Retour sur le premier film du street artist
Banksy, Quand s’exprime le roi du silence
L’avantage au fait de ne jamais se monter est que les rares fois où l’on se met sur le devant de la scène, on créer l’événement. Banksy maître du street art contemporain mais aussi dans celui d’entourer sa personne de mystère, s’exprime pour la première fois autrement que par ses œuvres présentes dans la rue ou dans des expositions.
Le résultat, le film Exit trhough de gift shop (sorti en salle le 15 décembre), nous offre un tout nouveau concentré de ses intentions, de sa réflexion, de sa créativité. Et contrairement à l’image qu’il peut avoir parfois de l’artiste victime de son succès qui préfère humblement se cacher pour pouvoir continuer à créer librement, on est loin d’avoir affaire à un personnage inoffensif. Il fait ce qu’il veut de son film mais surtout il joue constamment avec nous et nos attentes.
Subtilement, il décentre de lui-même, le sujet du film. Durant la première partie, il n’intervient pas et l’on fait connaissance avec le personnage principal, un homme étrange mais fascinant, le français Thierry Guetta. Sa démarche est des plus originales, son besoin compulsif de filmer tout ce qui bouge le mène à se spécialiser dans le street art. Cet homme-caméra suit comme leur ombre des street artists tels que Space Invader, Andre, Shepard Fairey, ZEVS… Au portrait personnel de Thierry se superpose un portrait de cet art de la rue d’une façon tout sauf académique et c’est une des grandes forces du film.

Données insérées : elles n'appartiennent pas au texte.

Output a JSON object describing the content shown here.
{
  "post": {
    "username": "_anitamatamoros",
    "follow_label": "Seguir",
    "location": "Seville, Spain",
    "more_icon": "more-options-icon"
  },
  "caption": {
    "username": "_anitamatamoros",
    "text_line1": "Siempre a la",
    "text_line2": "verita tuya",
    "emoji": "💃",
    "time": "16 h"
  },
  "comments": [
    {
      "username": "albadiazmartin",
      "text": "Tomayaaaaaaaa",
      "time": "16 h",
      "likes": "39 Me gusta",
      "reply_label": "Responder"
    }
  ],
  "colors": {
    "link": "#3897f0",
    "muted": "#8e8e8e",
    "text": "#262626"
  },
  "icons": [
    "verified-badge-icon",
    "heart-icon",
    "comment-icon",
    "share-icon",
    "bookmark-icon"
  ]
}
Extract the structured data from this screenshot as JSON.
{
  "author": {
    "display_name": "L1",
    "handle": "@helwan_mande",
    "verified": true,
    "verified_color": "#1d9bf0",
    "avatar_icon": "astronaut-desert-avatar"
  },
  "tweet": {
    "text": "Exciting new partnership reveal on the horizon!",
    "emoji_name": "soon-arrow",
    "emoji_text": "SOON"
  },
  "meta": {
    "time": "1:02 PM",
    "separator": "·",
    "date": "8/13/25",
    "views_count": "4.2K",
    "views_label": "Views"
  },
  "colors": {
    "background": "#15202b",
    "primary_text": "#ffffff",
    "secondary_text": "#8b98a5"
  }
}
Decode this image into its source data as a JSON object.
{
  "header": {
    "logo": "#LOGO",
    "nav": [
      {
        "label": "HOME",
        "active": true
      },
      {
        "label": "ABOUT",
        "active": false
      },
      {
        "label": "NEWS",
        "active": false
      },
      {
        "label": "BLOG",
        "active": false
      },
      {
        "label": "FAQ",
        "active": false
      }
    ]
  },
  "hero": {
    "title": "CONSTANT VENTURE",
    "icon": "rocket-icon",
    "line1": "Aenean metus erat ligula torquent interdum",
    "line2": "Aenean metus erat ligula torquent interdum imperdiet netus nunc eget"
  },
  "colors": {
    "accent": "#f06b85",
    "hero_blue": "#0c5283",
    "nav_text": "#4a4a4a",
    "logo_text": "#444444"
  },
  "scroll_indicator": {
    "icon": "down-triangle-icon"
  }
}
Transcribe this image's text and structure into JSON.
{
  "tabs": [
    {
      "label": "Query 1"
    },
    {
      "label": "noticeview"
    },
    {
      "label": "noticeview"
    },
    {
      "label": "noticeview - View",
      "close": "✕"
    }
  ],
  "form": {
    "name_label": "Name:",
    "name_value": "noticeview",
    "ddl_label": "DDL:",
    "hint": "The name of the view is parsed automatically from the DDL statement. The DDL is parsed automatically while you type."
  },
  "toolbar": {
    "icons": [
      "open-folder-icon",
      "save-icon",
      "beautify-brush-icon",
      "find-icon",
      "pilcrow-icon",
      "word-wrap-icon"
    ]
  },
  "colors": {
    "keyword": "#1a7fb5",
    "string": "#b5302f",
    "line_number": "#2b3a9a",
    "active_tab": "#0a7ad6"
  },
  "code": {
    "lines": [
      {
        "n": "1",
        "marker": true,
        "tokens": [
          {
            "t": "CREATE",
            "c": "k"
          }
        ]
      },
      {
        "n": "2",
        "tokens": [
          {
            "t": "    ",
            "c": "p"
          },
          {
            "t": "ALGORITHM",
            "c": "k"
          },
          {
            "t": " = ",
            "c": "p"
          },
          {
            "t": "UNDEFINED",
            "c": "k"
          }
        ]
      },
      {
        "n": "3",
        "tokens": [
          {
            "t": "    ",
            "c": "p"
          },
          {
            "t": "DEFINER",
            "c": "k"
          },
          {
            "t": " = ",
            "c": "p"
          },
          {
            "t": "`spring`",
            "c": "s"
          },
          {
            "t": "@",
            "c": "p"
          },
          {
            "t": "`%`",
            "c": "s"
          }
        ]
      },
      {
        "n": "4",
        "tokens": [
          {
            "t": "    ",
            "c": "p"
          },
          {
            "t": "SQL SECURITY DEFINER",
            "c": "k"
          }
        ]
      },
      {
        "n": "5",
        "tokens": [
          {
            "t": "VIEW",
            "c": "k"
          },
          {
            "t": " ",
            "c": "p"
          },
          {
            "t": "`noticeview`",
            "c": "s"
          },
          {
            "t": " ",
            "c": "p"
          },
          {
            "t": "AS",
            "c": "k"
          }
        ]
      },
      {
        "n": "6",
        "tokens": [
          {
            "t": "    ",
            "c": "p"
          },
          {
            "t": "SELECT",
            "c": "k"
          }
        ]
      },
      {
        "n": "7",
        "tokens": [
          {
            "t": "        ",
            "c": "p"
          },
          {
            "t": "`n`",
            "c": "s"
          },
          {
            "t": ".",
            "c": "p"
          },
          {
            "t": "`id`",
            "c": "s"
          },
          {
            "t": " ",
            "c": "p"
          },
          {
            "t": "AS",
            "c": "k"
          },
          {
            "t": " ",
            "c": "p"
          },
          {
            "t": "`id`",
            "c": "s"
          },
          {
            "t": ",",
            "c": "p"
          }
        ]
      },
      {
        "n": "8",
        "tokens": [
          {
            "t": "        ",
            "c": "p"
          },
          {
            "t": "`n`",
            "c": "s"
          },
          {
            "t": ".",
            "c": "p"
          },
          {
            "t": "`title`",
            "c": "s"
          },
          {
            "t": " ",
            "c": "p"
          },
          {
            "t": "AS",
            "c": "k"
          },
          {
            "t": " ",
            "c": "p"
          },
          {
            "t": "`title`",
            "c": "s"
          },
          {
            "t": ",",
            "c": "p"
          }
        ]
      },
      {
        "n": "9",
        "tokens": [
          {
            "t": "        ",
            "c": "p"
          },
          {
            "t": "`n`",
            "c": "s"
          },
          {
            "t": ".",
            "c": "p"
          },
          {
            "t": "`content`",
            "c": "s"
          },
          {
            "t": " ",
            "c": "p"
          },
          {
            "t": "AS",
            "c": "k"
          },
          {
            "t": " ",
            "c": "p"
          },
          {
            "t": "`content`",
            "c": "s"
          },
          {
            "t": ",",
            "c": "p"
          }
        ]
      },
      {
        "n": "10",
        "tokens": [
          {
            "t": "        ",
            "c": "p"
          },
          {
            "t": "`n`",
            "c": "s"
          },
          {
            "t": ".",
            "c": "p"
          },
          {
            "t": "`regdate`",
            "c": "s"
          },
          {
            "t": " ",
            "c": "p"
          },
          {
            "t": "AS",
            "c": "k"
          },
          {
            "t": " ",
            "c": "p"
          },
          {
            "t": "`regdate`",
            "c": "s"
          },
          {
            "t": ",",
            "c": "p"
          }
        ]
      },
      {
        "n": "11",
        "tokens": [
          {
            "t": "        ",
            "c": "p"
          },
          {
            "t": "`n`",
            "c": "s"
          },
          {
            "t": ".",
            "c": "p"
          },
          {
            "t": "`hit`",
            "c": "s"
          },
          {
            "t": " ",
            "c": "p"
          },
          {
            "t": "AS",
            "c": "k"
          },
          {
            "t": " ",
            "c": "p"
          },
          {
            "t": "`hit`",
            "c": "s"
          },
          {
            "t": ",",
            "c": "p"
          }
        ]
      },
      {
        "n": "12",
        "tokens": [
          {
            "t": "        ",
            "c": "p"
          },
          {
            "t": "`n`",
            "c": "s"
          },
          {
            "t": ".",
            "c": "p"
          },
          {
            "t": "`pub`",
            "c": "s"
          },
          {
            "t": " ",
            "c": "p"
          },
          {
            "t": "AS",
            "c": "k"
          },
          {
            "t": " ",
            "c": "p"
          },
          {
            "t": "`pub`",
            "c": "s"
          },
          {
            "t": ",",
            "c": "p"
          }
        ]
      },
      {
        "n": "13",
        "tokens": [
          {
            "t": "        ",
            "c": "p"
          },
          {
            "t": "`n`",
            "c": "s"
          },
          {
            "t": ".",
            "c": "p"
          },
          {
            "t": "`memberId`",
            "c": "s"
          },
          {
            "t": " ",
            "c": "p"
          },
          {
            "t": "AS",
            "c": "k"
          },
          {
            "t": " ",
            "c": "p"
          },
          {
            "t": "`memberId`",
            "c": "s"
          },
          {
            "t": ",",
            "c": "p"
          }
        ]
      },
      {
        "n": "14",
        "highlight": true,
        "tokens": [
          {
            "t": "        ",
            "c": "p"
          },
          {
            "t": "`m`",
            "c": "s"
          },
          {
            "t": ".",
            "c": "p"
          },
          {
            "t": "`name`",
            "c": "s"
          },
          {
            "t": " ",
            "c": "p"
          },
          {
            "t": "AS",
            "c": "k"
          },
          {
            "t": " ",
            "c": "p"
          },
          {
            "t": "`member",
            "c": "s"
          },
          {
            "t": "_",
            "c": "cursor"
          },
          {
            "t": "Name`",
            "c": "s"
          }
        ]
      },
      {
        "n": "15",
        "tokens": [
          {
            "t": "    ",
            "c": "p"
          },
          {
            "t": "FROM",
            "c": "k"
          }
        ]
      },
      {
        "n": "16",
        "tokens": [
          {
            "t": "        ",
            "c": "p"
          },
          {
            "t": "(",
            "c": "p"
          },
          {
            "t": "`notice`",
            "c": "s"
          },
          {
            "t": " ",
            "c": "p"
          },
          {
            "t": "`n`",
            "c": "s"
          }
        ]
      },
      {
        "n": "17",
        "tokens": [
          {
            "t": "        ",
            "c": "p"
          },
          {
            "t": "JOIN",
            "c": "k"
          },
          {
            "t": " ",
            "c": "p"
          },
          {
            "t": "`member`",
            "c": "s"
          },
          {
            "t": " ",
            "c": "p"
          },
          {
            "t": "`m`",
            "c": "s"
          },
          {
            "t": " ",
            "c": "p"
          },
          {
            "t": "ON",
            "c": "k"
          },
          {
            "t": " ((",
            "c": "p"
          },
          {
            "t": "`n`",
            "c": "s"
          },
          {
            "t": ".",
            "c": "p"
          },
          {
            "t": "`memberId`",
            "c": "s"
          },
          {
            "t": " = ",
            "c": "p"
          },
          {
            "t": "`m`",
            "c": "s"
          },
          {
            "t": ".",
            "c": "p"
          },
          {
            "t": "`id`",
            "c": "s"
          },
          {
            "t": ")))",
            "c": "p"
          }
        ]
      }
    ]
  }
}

Banksy reste dans un premier temps absent de cette définition. Etant donné sa démarche concernant son image, on se dit que cela n’a finalement rien détonnant. Mais ça n’était en fait que pour mieux apparaître. Après avoir filmé tout le gratin du street art, Thierry Guetta n’a plus qu’une obsession, obtenir des images du maître en la matière, l’inaccessible Banksy. Soudain il n’est plus modestement effacé mais devient ni plus ni moins que le motif d’une quête. Il y répond presque par charité et les deux hommes se rencontrent. A partir de là Thierry est méprisé à mesure qu’il devient un imposteur de l’art volant les idées de son mentor pour lui-même obtenir la célébrité (plus que la cohérence artistique).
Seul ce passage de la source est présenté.